Impacts on compressors and pump stations

• Performance
• Design
• Size
• Ancillary power

Impact on above ground storage assets

• Integrity of bulk storage tanks (fuel terminals)
  • Ancillary pipes, valves, pumps, and seals
• Integrity of filling station tanks (distribution)
  • Ancillary pipes, valves, pumps, and seals
• Inventory losses/control (cryogenic – boil off)
• Leak detection

Maintenance impacts

• Repairs and rehabilitation
• Frequency of maintenance/inspection

Customer billing

• Billing and credits for caloric value

Impact of fuel blending/contamination

• Separation technologies
• Centralized versus decentralized blending

Goal 3: Understand drivers, opportunities, and challenges of future infrastructure requirements

• Strategy 1: Conduct technoeconomic assessments of retrofitting existing infrastructure

  • Action: Identify and evaluate technologies needed for all delivery and storage components including, but not limited to, transmission and distribution systems, underground storage facilities, above ground tanks, compressors, pumps, and conditioning/separation equipment. Resulting changes in operations, maintenance, codes and standards, and environmental, health, and safety will also be identified and evaluated to enable the use of each AEC.
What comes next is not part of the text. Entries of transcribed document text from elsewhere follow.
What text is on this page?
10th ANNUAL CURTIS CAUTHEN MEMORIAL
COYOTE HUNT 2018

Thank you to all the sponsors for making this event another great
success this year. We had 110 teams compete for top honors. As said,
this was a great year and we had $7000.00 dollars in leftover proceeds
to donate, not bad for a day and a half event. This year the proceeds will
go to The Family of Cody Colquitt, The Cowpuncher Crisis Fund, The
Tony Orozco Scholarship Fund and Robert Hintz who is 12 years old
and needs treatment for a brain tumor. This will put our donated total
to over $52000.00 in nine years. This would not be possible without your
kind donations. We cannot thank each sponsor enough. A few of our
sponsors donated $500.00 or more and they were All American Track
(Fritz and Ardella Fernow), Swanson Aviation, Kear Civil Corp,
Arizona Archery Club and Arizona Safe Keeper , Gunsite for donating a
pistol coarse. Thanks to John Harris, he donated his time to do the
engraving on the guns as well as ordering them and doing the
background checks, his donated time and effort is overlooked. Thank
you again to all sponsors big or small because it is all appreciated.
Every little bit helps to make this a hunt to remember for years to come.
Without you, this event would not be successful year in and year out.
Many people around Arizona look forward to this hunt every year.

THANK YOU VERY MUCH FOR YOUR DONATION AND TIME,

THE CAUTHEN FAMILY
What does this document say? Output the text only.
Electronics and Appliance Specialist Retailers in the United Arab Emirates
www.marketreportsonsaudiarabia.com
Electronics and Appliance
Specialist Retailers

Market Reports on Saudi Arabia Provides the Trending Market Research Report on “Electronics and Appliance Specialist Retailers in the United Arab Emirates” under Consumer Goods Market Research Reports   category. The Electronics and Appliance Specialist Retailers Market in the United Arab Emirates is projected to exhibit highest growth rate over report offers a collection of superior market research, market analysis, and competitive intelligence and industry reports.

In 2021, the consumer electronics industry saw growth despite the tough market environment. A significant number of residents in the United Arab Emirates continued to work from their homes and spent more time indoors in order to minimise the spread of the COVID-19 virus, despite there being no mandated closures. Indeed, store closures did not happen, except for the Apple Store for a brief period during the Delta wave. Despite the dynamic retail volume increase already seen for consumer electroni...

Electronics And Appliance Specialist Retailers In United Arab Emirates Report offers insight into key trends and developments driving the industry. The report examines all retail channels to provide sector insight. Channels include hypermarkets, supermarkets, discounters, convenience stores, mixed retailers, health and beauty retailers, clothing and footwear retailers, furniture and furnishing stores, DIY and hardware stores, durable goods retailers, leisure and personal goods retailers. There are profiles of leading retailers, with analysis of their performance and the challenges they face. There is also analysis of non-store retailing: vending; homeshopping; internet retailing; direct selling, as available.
• Strategy 2: Conduct technoeconomic assessments of new infrastructure

  • Action: Identify and evaluate technologies needed to construct new delivery and storage infrastructure including, but not limited to, transmission and distribution systems, underground storage facilities, above ground tanks, compressors, pumps, and conditioning/separation equipment. The need for new operations, maintenance, codes and standards, and environmental, health, and safety will also be identified and evaluated to enable the use of each AEC.

Goal 4: Identify and lead efforts to accelerate advanced technology development

• Strategy 1: Identify and advance emerging delivery and storage technologies

  • Action: Monitor emerging technologies to identify innovative materials and processes

  • Action: Design bench or small-scale demos to evaluate feasibility and accelerate adoption of new technologies as needed

Anticipated Role of the LCRI in Technology Development

The TSC routinely evaluates the landscape of commercial and developing technologies relevant to the research goals. The TSC has organized technologies by anticipated role of the LCRI in technology development (see Figure 22). The TSC seeks to balance many considerations when choosing the anticipated level of activity. These considerations include projected deployment timeframe, level of effort, focus, and investment of other organizations/initiatives with similar goals, potential role in supporting various industries/sectors in decarbonization strategies, and amount of relevant information available to conduct thorough analyses, among others. Over the course of the initiative, the TSC intends to update these positions based on research results from ongoing TSC activities and energy-economy modeling results produced by the Integrated Energy System Analysis TSC.

Please select "+" pushpins to see more details.

Figure 22: Anticipated Role of the LCRI in Technology Development (Delivery and Storage)

Joint Areas of Research with Other Technical Subcommittees

The list below are areas where joint research with, and integration of, activities are anticipated from other TSC's.

• Safety aspects of handling, transporting, and storing hydrogen, ammonia, and other AECs.

• Environmental impacts of AEC and CO₂ storage.

• AEC end use drivers and impacts of demand on AEC delivery.

• Production/supply capabilities and impacts of AEC and fuel availability.